Se você achava que o Enem já mandava demais na sua vida, parabéns: agora ele oficialmente virou o “faz-tudo” da educação brasileira. O Ministério da Educação publicou novas regras e confirmou que, a partir de 2026, o exame vai ganhar ainda mais funções — incluindo avaliar escolas públicas e influenciar repasses de verba do Fundeb.
Sim, o mesmo exame que já decide quem entra no Sisu, no Prouni e no Fies agora também vai ajudar a medir a qualidade do ensino médio no país. Basicamente, o Enem deixou de ser “só uma prova” e virou protagonista absoluto.
O que muda no Enem em 2026?
A principal novidade é que o exame será integrado ao Saeb (Sistema de Avaliação da Educação Básica). Na prática, isso transforma o Enem em uma prova com caráter censitário para alunos da rede pública.
Traduzindo do juridiquês educacional: estudantes do 3º ano de escolas públicas serão inscritos automaticamente no exame.
Ou seja: adeus à correria de “esqueci de me inscrever”. Agora o sistema já coloca o aluno na fila do sofrimento acadêmico automaticamente.
Mas calma: mesmo com inscrição automática, o estudante ainda vai precisar entrar na Página do Participante para confirmar algumas informações importantes.
O aluno ainda precisa fazer alguma coisa?
Precisa sim. O MEC não vai fazer tudo sozinho, infelizmente.
Quem estiver concluindo o ensino médio na rede pública deverá acessar o sistema do Inep para:
- escolher a língua estrangeira (Inglês ou Espanhol);
- pedir atendimento especializado, se necessário;
- confirmar a cidade onde fará a prova.
Então não adianta achar que “automaticamente” significa “não preciso olhar nada”. O Enem continua adorando um prazo perdido.
E quem é de escola particular?
Nada muda.
Estudantes da rede privada e os famosos “treineiros emocionados do 1º ano” continuarão fazendo a inscrição normalmente, como já acontece hoje.
O Enem vai continuar valendo pra faculdade?
Sim. Respira.
Apesar das novas funções, o Enem continua sendo a principal porta de entrada para o ensino superior no Brasil.
As notas seguirão sendo usadas em programas como:
- Sisu;
- Prouni;
- Fies;
- processos seletivos de universidades públicas e privadas.
Ou seja: o Enem continua sendo aquele chefão final da educação brasileira.
O exame vai mudar de formato?
Por enquanto, não.
A nova portaria não fala em mudanças na estrutura da prova.
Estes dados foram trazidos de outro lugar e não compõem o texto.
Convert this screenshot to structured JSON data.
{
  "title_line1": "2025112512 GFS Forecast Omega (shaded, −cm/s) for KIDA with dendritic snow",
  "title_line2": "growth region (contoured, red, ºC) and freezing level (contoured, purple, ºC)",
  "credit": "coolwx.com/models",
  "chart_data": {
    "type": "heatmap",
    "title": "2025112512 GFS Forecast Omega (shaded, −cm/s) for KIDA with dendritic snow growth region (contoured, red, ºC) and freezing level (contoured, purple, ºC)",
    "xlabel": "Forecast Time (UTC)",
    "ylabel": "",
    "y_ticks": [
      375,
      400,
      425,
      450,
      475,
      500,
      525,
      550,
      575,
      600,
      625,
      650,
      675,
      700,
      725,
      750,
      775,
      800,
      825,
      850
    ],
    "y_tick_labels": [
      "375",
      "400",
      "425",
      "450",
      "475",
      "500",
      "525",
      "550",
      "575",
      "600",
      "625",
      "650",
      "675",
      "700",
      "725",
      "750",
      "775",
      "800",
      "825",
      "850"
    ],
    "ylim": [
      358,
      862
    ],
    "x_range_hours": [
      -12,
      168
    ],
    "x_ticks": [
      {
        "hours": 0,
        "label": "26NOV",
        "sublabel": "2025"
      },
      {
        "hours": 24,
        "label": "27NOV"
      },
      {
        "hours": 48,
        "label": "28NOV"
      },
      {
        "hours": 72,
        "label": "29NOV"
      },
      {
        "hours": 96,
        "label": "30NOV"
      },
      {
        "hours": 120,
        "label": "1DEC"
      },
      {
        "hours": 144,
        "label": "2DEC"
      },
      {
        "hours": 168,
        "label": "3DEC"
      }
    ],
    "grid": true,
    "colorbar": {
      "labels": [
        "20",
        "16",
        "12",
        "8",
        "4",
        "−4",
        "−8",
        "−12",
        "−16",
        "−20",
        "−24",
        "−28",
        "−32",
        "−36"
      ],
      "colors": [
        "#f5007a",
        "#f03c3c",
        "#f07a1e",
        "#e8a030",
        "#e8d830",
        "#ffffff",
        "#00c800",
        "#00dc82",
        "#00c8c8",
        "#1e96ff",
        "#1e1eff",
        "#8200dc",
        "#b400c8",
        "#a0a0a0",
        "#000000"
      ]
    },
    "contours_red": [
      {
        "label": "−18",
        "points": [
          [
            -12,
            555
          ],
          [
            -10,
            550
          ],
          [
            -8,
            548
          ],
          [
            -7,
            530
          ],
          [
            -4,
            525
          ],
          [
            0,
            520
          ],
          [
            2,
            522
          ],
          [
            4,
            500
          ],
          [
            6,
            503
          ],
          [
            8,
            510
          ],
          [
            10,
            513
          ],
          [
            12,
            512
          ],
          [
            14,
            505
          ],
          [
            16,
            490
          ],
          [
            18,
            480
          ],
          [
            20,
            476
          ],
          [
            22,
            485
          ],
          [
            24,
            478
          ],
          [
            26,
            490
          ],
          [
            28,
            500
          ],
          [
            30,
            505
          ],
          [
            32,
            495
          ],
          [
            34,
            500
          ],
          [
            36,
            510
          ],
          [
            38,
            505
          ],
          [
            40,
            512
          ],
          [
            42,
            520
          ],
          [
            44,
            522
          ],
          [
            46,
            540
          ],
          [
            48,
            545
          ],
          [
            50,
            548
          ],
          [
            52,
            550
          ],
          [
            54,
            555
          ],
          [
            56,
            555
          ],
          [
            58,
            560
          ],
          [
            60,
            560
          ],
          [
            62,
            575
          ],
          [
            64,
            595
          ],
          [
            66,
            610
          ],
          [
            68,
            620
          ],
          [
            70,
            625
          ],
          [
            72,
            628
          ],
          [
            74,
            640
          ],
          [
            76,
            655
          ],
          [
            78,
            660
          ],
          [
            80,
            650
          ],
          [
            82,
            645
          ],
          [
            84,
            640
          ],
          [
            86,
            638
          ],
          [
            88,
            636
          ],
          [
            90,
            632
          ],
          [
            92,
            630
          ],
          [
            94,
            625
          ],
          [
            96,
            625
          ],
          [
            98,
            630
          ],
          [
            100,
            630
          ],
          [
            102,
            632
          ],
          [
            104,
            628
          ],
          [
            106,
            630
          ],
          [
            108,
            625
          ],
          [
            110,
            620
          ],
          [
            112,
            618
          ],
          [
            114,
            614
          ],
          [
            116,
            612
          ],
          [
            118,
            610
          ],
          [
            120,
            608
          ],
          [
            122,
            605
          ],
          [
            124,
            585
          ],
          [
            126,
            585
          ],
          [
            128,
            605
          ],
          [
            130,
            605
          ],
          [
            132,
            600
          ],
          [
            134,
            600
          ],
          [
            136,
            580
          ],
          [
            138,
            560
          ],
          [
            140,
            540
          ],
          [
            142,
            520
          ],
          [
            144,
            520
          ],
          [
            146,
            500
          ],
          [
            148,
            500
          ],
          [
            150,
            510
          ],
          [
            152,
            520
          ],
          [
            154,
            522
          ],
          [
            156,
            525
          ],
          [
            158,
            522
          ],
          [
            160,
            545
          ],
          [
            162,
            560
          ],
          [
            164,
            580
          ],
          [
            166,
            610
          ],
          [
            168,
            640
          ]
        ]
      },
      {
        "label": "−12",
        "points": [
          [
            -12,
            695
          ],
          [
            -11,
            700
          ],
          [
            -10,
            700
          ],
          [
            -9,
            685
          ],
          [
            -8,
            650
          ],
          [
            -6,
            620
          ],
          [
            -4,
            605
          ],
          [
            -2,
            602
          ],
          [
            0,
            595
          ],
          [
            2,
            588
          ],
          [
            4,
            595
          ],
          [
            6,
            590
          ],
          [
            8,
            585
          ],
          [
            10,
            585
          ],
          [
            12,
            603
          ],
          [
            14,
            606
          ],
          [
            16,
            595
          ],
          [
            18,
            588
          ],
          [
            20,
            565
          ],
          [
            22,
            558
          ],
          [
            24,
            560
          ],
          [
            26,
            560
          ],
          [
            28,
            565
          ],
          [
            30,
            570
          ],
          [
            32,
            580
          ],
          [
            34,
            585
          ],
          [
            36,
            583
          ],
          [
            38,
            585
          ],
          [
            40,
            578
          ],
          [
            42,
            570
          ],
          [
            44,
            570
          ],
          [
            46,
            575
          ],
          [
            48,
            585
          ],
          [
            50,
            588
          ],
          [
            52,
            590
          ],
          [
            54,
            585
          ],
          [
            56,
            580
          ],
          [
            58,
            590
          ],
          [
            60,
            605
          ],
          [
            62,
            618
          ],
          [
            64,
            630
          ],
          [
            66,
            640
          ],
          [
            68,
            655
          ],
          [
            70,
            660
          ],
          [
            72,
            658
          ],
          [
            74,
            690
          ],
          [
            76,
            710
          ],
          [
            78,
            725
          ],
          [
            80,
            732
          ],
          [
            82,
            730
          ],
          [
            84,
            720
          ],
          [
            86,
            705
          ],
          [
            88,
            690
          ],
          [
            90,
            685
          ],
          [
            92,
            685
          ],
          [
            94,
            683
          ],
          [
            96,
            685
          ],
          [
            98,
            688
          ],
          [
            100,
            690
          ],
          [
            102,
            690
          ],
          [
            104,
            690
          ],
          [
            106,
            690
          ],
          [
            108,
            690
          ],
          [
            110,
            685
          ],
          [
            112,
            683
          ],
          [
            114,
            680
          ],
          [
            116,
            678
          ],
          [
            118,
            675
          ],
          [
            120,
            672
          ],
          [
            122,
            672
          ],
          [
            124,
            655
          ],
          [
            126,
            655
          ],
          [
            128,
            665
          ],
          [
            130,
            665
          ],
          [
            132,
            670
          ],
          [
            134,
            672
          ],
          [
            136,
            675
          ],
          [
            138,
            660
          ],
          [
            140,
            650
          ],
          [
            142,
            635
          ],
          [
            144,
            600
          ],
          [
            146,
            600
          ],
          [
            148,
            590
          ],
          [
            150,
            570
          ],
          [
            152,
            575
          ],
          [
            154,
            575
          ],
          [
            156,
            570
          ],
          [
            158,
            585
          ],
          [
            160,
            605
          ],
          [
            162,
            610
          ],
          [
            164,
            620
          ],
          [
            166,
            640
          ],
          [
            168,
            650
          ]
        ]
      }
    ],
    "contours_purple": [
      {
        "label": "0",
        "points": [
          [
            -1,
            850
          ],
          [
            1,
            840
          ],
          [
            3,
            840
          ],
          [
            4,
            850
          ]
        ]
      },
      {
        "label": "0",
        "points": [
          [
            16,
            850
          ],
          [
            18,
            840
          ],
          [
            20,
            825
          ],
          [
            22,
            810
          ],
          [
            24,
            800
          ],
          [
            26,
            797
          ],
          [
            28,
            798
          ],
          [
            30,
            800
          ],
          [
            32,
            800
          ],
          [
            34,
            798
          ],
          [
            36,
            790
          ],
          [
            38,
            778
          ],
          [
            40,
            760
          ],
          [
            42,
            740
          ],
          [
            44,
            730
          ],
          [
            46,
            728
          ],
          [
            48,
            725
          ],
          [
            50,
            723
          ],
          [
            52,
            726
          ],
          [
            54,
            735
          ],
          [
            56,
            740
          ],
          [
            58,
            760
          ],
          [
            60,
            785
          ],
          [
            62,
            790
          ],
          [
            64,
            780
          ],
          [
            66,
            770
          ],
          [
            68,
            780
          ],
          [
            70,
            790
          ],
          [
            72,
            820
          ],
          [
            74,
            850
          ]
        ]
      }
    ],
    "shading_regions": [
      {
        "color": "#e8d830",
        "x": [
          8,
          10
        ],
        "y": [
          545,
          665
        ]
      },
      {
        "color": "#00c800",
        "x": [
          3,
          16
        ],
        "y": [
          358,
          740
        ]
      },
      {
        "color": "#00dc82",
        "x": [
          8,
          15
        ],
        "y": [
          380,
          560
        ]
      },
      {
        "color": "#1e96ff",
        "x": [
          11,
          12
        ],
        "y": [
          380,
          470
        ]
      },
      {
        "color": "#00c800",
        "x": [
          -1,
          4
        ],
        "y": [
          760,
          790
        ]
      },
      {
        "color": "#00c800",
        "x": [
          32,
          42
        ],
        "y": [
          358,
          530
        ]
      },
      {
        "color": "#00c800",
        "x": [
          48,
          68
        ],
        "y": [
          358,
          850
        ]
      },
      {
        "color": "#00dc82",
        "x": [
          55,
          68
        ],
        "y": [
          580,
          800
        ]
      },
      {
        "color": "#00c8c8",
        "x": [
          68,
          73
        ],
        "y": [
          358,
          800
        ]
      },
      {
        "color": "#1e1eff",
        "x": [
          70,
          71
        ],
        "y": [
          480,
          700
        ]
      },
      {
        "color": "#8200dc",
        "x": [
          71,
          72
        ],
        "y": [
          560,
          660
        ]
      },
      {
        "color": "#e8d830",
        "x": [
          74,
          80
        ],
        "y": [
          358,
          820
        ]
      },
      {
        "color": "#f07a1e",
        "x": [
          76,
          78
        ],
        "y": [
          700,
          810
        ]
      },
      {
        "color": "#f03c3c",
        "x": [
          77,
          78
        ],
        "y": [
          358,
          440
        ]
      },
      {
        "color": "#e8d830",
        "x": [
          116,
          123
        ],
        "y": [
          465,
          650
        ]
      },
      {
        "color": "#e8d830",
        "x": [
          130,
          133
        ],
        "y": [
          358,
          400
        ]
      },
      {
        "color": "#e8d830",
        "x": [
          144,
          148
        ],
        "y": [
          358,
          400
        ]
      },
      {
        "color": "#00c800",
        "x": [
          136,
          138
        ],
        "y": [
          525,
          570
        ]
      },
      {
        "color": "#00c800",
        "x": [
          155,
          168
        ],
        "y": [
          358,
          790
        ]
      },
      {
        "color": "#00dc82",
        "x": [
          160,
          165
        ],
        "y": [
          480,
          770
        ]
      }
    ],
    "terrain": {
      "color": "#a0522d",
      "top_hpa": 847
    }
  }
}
Então seguem mantidos:
- os dois dias de aplicação;
- a redação;
- as áreas tradicionais;
- o combo clássico de ansiedade + interpretação de texto infinita.
Nada de prova em realidade virtual ou redação feita no TikTok. Ainda.
Agora o Enem também vai avaliar escolas
Aqui está uma das maiores mudanças.
Com a integração ao Saeb, o Enem passa a ser usado oficialmente para medir a qualidade do ensino médio no Brasil.
E isso tem impacto direto no Fundeb.
A partir de 2027, os resultados do exame vão ajudar a calcular indicadores educacionais que influenciam o repasse de verbas para estados e escolas públicas.
Traduzindo: agora o desempenho dos alunos também entra na conta do financiamento da educação.
Sem pressão nenhuma, claro.
Mais locais de prova e aplicação dentro das escolas
O MEC também prometeu expandir os locais de aplicação.
Segundo o governo:
- serão criados cerca de 10 mil novos locais de prova;
- a meta é que 80% dos alunos da rede pública façam o Enem na própria escola;
- haverá estudo para ajudar no transporte de estudantes que precisarem viajar.
Pela primeira vez, talvez o candidato não precise atravessar três bairros, duas cidades e um multiverso para fazer a prova.
Certificação do ensino médio continua
Outra confirmação importante: o Enem continuará podendo ser usado para certificação do ensino médio.
Ou seja, candidatos maiores de 18 anos que atingirem a pontuação mínima ainda poderão obter certificado de conclusão.
O famoso “terminei o ensino médio via batalha contra 180 questões”.
Resumindo as mudanças do Enem 2026
O Enem agora:
- terá inscrição automática para alunos da rede pública;
- fará parte oficialmente do Saeb;
- ajudará a medir a qualidade do ensino médio;
- influenciará repasses do Fundeb;
- continuará valendo para Sisu, Prouni e Fies;
- seguirá servindo para certificação do ensino médio;
- terá mais locais de prova e aplicação nas escolas.
Em resumo: o Enem virou praticamente o RH oficial da educação brasileira.